Gerechtshof 's-Hertogenbosch, 29-12-2022, ECLI:NL:GHSHE:2022:4704, 21/00762
Gerechtshof 's-Hertogenbosch, 29-12-2022, ECLI:NL:GHSHE:2022:4704, 21/00762
Gegevens
- Instantie
- Gerechtshof 's-Hertogenbosch
- Datum uitspraak
- 29 december 2022
- Datum publicatie
- 12 juli 2023
- Formele relaties
- Eerste aanleg: ECLI:NL:RBDHA:2021:5107, (Gedeeltelijke) vernietiging en zelf afgedaan
- Cassatie: ECLI:NL:HR:2024:1380
- Zaaknummer
- 21/00762
- Relevante informatie
- Art. 47 AWR, Art. 52 AWR, Art. 52a AWR
Inhoudsindicatie
Informatiebeschikking omzetbelasting terecht gegeven: schending administratieplicht.
Voor zover de informatiebeschikking ziet op de loonheffingen blijft deze deels in stand. Voor meerdere aangiftetijdvakken heeft de inspecteur geen feiten en omstandigheden aangedragen waaruit volgt dat de urenverantwoording onjuist is. Voor zover er onduidelijkheid is over het aangiftetijdvak, belanghebbende is op enig moment overgestapt naar een payrollbedrijf, komt dit voor rekening en risico van de inspecteur.
Uitspraak
Team belastingrecht
Meervoudige Belastingkamer
Nummer: 21/00762
Uitspraak op het hoger beroep van
Maatschap [belanghebbende 1] en [belanghebbende 2],
gevestigd in [woonplaats] ,
hierna: belanghebbende,
en het incidentele hoger beroep van
de inspecteur van de Belastingdienst,
hierna: de inspecteur,
tegen de uitspraak van de rechtbank Den Haag (hierna: de rechtbank) van 18 maart 2021, nummer SGR 20/446, in het geding tussen belanghebbende en de inspecteur.

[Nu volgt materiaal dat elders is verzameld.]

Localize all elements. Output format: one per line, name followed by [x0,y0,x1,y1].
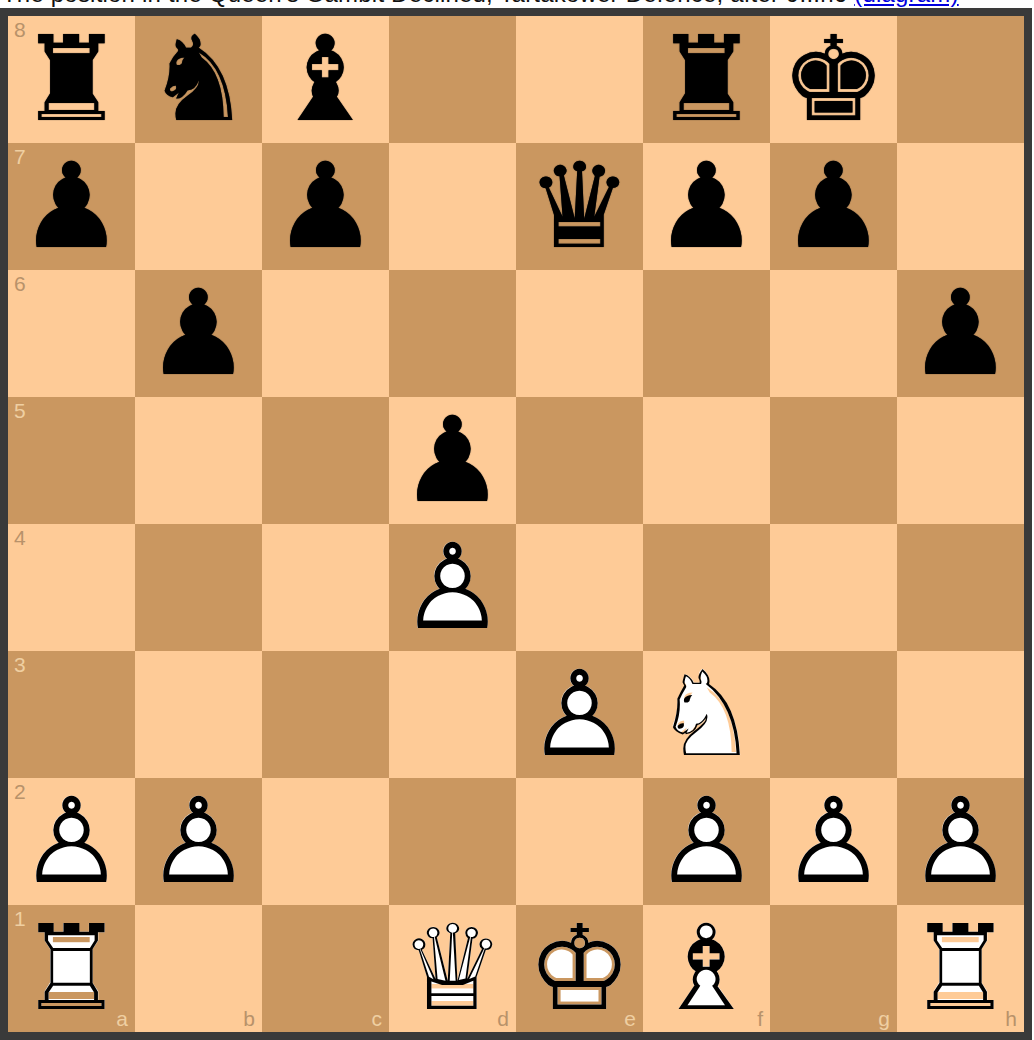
file-label-g: g [878,1008,890,1029]
rank-label-5: 5 [14,400,26,421]
black-rook-a8[interactable]: ♜ [8,16,135,143]
square-g7[interactable]: ♟ [770,143,897,270]
square-e8[interactable] [516,16,643,143]
square-g2[interactable]: ♟♙ [770,778,897,905]
chess-board: 8♜♞♝♜♚7♟♟♛♟♟6♟♟5♟4♟♙3♟♙♞♘2♟♙♟♙♟♙♟♙♟♙1a♜♖… [8,16,1024,1032]
piece-glyph-fill: ♚ [770,16,897,143]
square-b1[interactable]: b [135,905,262,1032]
square-a7[interactable]: 7♟ [8,143,135,270]
square-g1[interactable]: g [770,905,897,1032]
square-f4[interactable] [643,524,770,651]
square-b6[interactable]: ♟ [135,270,262,397]
black-pawn-b6[interactable]: ♟ [135,270,262,397]
square-c3[interactable] [262,651,389,778]
piece-glyph-outline: ♕ [389,905,516,1032]
white-pawn-e3[interactable]: ♟♙ [516,651,643,778]
black-pawn-g7[interactable]: ♟ [770,143,897,270]
square-a6[interactable]: 6 [8,270,135,397]
rank-label-4: 4 [14,527,26,548]
white-queen-d1[interactable]: ♛♕ [389,905,516,1032]
white-pawn-b2[interactable]: ♟♙ [135,778,262,905]
white-pawn-d4[interactable]: ♟♙ [389,524,516,651]
white-king-e1[interactable]: ♚♔ [516,905,643,1032]
square-e6[interactable] [516,270,643,397]
piece-glyph-outline: ♗ [643,905,770,1032]
square-f2[interactable]: ♟♙ [643,778,770,905]
square-h6[interactable]: ♟ [897,270,1024,397]
piece-glyph-outline: ♖ [897,905,1024,1032]
black-king-g8[interactable]: ♚ [770,16,897,143]
piece-glyph-fill: ♟ [643,143,770,270]
caption-text: The position in the Queen's Gambit Decli… [2,0,854,7]
square-f5[interactable] [643,397,770,524]
square-e2[interactable] [516,778,643,905]
square-a4[interactable]: 4 [8,524,135,651]
rank-label-6: 6 [14,273,26,294]
square-f7[interactable]: ♟ [643,143,770,270]
piece-glyph-fill: ♟ [8,143,135,270]
piece-glyph-outline: ♙ [389,524,516,651]
square-c8[interactable]: ♝ [262,16,389,143]
square-h4[interactable] [897,524,1024,651]
white-knight-f3[interactable]: ♞♘ [643,651,770,778]
square-c5[interactable] [262,397,389,524]
square-g3[interactable] [770,651,897,778]
square-c4[interactable] [262,524,389,651]
square-h7[interactable] [897,143,1024,270]
black-pawn-h6[interactable]: ♟ [897,270,1024,397]
piece-glyph-fill: ♞ [135,16,262,143]
white-rook-h1[interactable]: ♜♖ [897,905,1024,1032]
white-pawn-a2[interactable]: ♟♙ [8,778,135,905]
black-pawn-f7[interactable]: ♟ [643,143,770,270]
piece-glyph-fill: ♟ [389,397,516,524]
square-a8[interactable]: 8♜ [8,16,135,143]
piece-glyph-fill: ♟ [262,143,389,270]
piece-glyph-outline: ♙ [770,778,897,905]
square-b2[interactable]: ♟♙ [135,778,262,905]
white-pawn-h2[interactable]: ♟♙ [897,778,1024,905]
file-label-b: b [243,1008,255,1029]
square-b4[interactable] [135,524,262,651]
piece-glyph-outline: ♙ [897,778,1024,905]
square-e4[interactable] [516,524,643,651]
piece-glyph-outline: ♙ [643,778,770,905]
square-d2[interactable] [389,778,516,905]
black-bishop-c8[interactable]: ♝ [262,16,389,143]
square-d6[interactable] [389,270,516,397]
square-c2[interactable] [262,778,389,905]
black-knight-b8[interactable]: ♞ [135,16,262,143]
square-d7[interactable] [389,143,516,270]
piece-glyph-fill: ♟ [897,270,1024,397]
piece-glyph-outline: ♔ [516,905,643,1032]
square-b8[interactable]: ♞ [135,16,262,143]
square-b3[interactable] [135,651,262,778]
square-d8[interactable] [389,16,516,143]
white-pawn-g2[interactable]: ♟♙ [770,778,897,905]
black-queen-e7[interactable]: ♛ [516,143,643,270]
square-a5[interactable]: 5 [8,397,135,524]
piece-glyph-fill: ♝ [262,16,389,143]
piece-glyph-outline: ♙ [8,778,135,905]
square-h5[interactable] [897,397,1024,524]
file-label-c: c [372,1008,383,1029]
cropped-caption: The position in the Queen's Gambit Decli… [0,0,1034,8]
square-e5[interactable] [516,397,643,524]
square-g6[interactable] [770,270,897,397]
square-b5[interactable] [135,397,262,524]
piece-glyph-fill: ♜ [643,16,770,143]
rank-label-3: 3 [14,654,26,675]
square-e1[interactable]: e♚♔ [516,905,643,1032]
square-d4[interactable]: ♟♙ [389,524,516,651]
white-bishop-f1[interactable]: ♝♗ [643,905,770,1032]
square-h2[interactable]: ♟♙ [897,778,1024,905]
square-g8[interactable]: ♚ [770,16,897,143]
square-c7[interactable]: ♟ [262,143,389,270]
black-pawn-d5[interactable]: ♟ [389,397,516,524]
square-f3[interactable]: ♞♘ [643,651,770,778]
chess-board-frame: 8♜♞♝♜♚7♟♟♛♟♟6♟♟5♟4♟♙3♟♙♞♘2♟♙♟♙♟♙♟♙♟♙1a♜♖… [0,8,1032,1040]
square-e3[interactable]: ♟♙ [516,651,643,778]
piece-glyph-fill: ♜ [8,16,135,143]
square-a1[interactable]: 1a♜♖ [8,905,135,1032]
piece-glyph-fill: ♟ [135,270,262,397]
white-rook-a1[interactable]: ♜♖ [8,905,135,1032]
white-pawn-f2[interactable]: ♟♙ [643,778,770,905]
square-h3[interactable] [897,651,1024,778]
square-b7[interactable] [135,143,262,270]
piece-glyph-fill: ♟ [770,143,897,270]
piece-glyph-outline: ♘ [643,651,770,778]
square-f8[interactable]: ♜ [643,16,770,143]
piece-glyph-fill: ♛ [516,143,643,270]
square-d1[interactable]: d♛♕ [389,905,516,1032]
square-h8[interactable] [897,16,1024,143]
black-rook-f8[interactable]: ♜ [643,16,770,143]
square-a3[interactable]: 3 [8,651,135,778]
square-d5[interactable]: ♟ [389,397,516,524]
square-c6[interactable] [262,270,389,397]
caption-diagram-link[interactable]: (diagram) [854,0,959,7]
black-pawn-c7[interactable]: ♟ [262,143,389,270]
square-e7[interactable]: ♛ [516,143,643,270]
square-f1[interactable]: f♝♗ [643,905,770,1032]
square-h1[interactable]: h♜♖ [897,905,1024,1032]
piece-glyph-outline: ♙ [135,778,262,905]
square-d3[interactable] [389,651,516,778]
black-pawn-a7[interactable]: ♟ [8,143,135,270]
square-g4[interactable] [770,524,897,651]
square-g5[interactable] [770,397,897,524]
piece-glyph-outline: ♖ [8,905,135,1032]
square-a2[interactable]: 2♟♙ [8,778,135,905]
square-f6[interactable] [643,270,770,397]
piece-glyph-outline: ♙ [516,651,643,778]
square-c1[interactable]: c [262,905,389,1032]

1 Ontstaan en loop van het geding
De inspecteur heeft aan belanghebbende een informatiebeschikking zoals bedoeld in artikel 52a, lid 1, Algemene wet inzake rijksbelastingen (hierna: AWR) gegeven met betrekking tot de op te leggen naheffingsaanslagen omzetbelasting en loonheffingen voor de jaren 2011 tot en met 2014.
De inspecteur heeft bij uitspraak op bezwaar de informatiebeschikking gehandhaafd.
De rechtbank heeft het daartegen ingestelde beroep gegrond verklaard.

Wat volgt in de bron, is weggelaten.